Y. Son, H.Y. Lee, D.K. Shah, M.S. Akhtar, O-B. Yang
Chonbuk National University,
Korea
Keywords: Bimetallic, Carbon nanofibers, Electrode, Electrocatalytic, Supercapacitors
Summary:
A bimetallic decorated carbon nanofibers based electrode for electrochemical supercapacitors: Excellent energy and power density Youhyun Son1, Ha Yeong Lee1, Deb Kumar Shah1, M. Shaheer Akhtar1,2*, O-Bong Yang1,2* 1School of Semiconductor and Chemical Engineering, Solar Energy Research Center, Chonbuk National University, Jeonju 561-756, Republic of Korea. 2New & Renewable Energy Material Development Center (NewREC), Chonbuk National University, Jeonju 561-756, Republic of Korea It is well reported that, carbon materials such as activated carbon, mesoporous carbon, graphene, carbon nanotubes etc. display the potential conductive matrices materials for electrochemical devices owing to their excellent electronic conductivity, and chemical inertness against the corrosive electrolytes.
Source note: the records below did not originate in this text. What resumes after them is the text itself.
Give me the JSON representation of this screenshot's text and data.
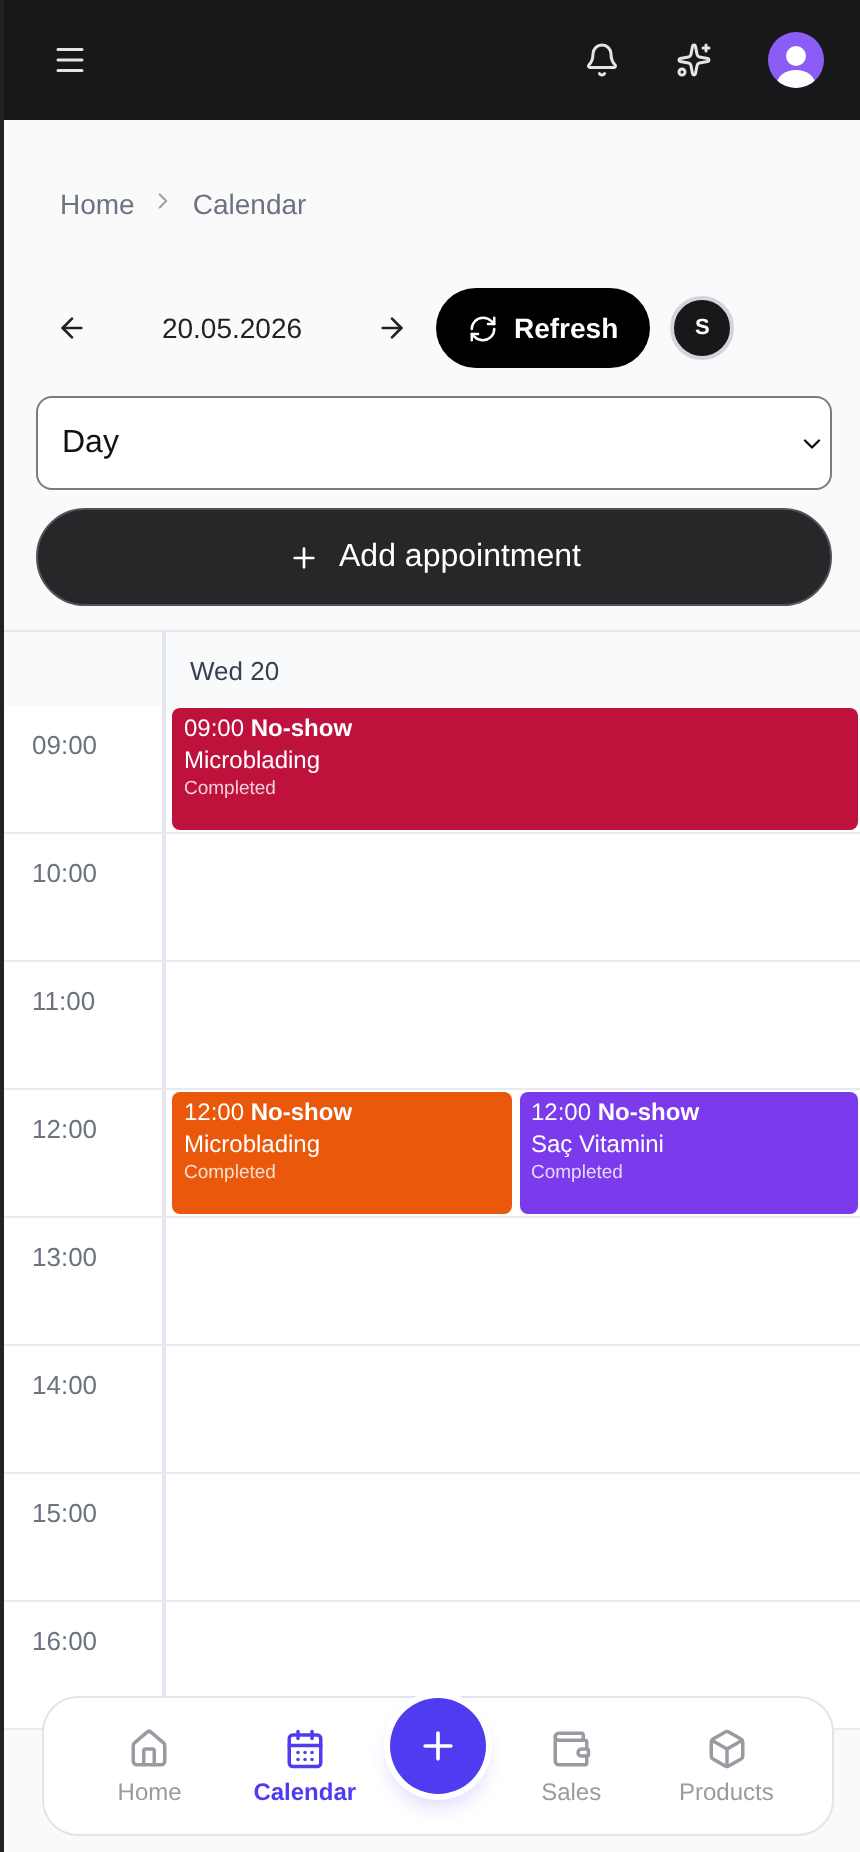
{
  "breadcrumb": [
    "Home",
    "Calendar"
  ],
  "date": "20.05.2026",
  "refresh": "Refresh",
  "staff_avatar": "S",
  "view_select": {
    "value": "Day"
  },
  "add_button": "Add appointment",
  "day_header": "Wed 20",
  "hours": [
    {
      "time": "09:00",
      "events": [
        {
          "time": "09:00",
          "status": "No-show",
          "service": "Microblading",
          "state": "Completed",
          "color": "#be123c"
        }
      ]
    },
    {
      "time": "10:00"
    },
    {
      "time": "11:00"
    },
    {
      "time": "12:00",
      "events": [
        {
          "time": "12:00",
          "status": "No-show",
          "service": "Microblading",
          "state": "Completed",
          "color": "#ea580c"
        },
        {
          "time": "12:00",
          "status": "No-show",
          "service": "Saç Vitamini",
          "state": "Completed",
          "color": "#7c3aed"
        }
      ]
    },
    {
      "time": "13:00"
    },
    {
      "time": "14:00"
    },
    {
      "time": "15:00"
    },
    {
      "time": "16:00"
    }
  ],
  "bottom_nav": [
    {
      "label": "Home",
      "selected": false
    },
    {
      "label": "Calendar",
      "selected": true
    },
    {
      "label": "Sales",
      "selected": false
    },
    {
      "label": "Products",
      "selected": false
    }
  ]
}
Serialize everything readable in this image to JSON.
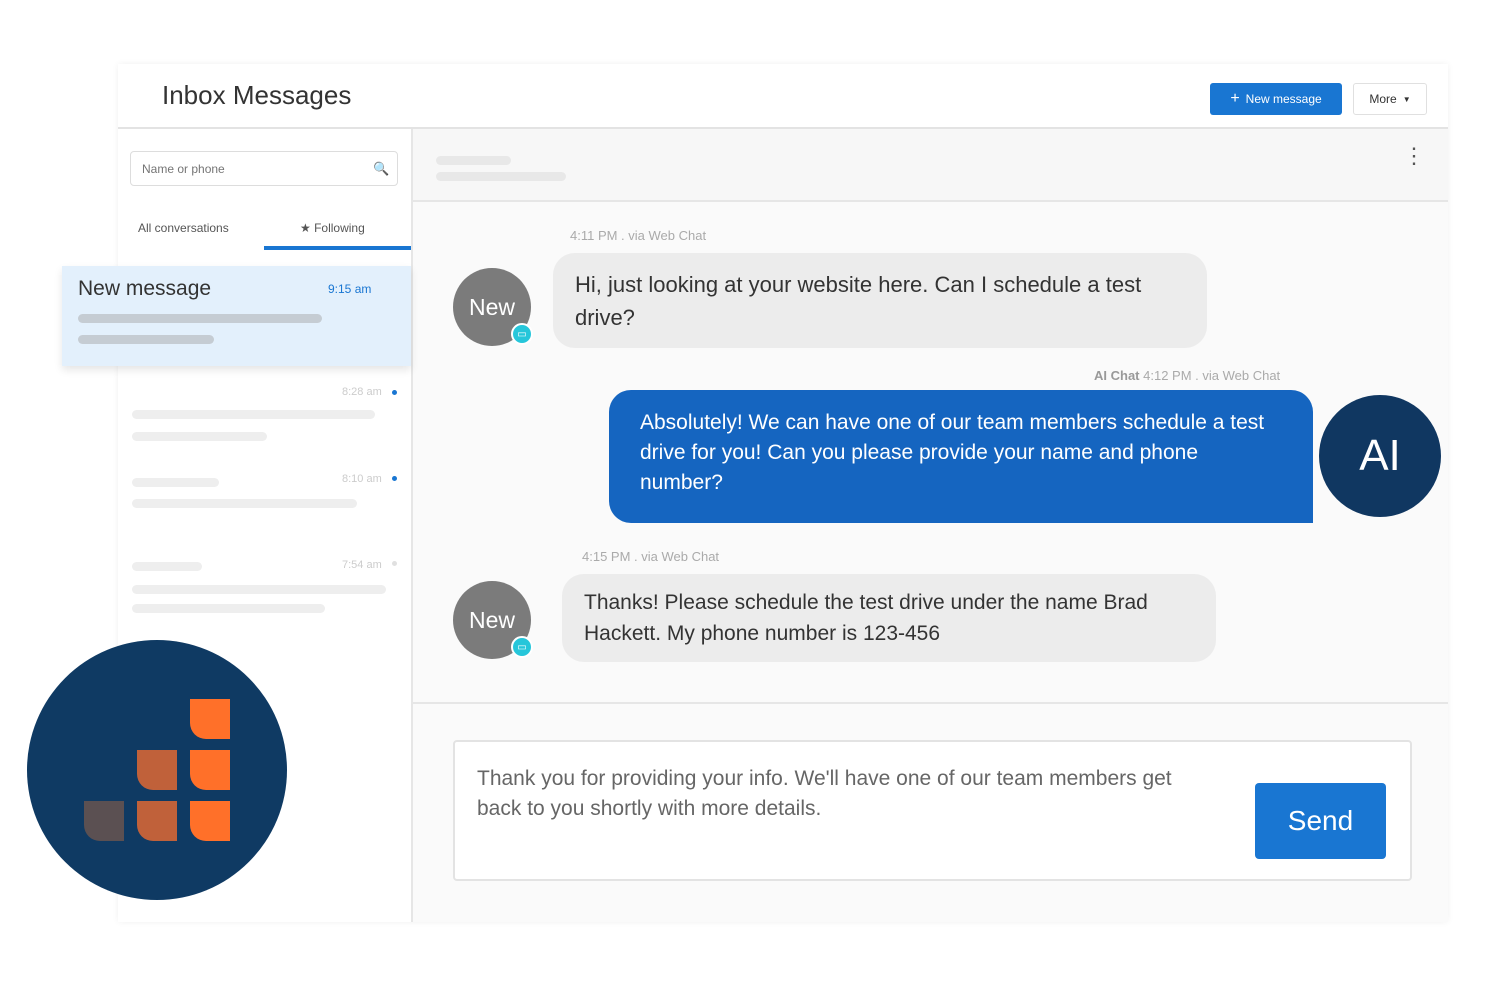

Among various carbon materials, the carbon nanofibers (CNFs) set up a good platform to apply it as a promising material for the preparation of effective electrocatalytic materials as fibers have high surface-to-volume ratio. In the recent year, the transition metals doped CNFs have received immense attentions because they considerably enhance the electrical, and electrochemical properties. Nowadays, the bimetallic doping over CNFs are shown improved conductivity and good catalytic properties which might be the suitable materials for electrochemical devices. In this work, copper (Cu)-nickel (Ni) doped CNFs were prepared by the low cost facile electrospinning technique followed by the calcination of electrospun nanofiber mats. The carbonization of prepared Cu-Ni doped CNFs was carried out in a furnace for the partial decomposition of the utilized polymer and abnormal decom-position of the metallic acetate to achieve CuNi in CNFs. The prepared Cu-Ni doped CNFs were extensively characterized in the form of their morphology, structural, surface, compositional and electrochemical properties by various tools. Good surface properties such as surface area, pore size and pore volume achieved in the prepared Cu-Ni doped CNFs. As electro-active electrode in supercapacitors, a reasonably good specific capacitance of ~448 F/g was obtained. It is also seen that the fabricated supercapacitors based Cu-Ni doped CNFs presented excellent energy and power density.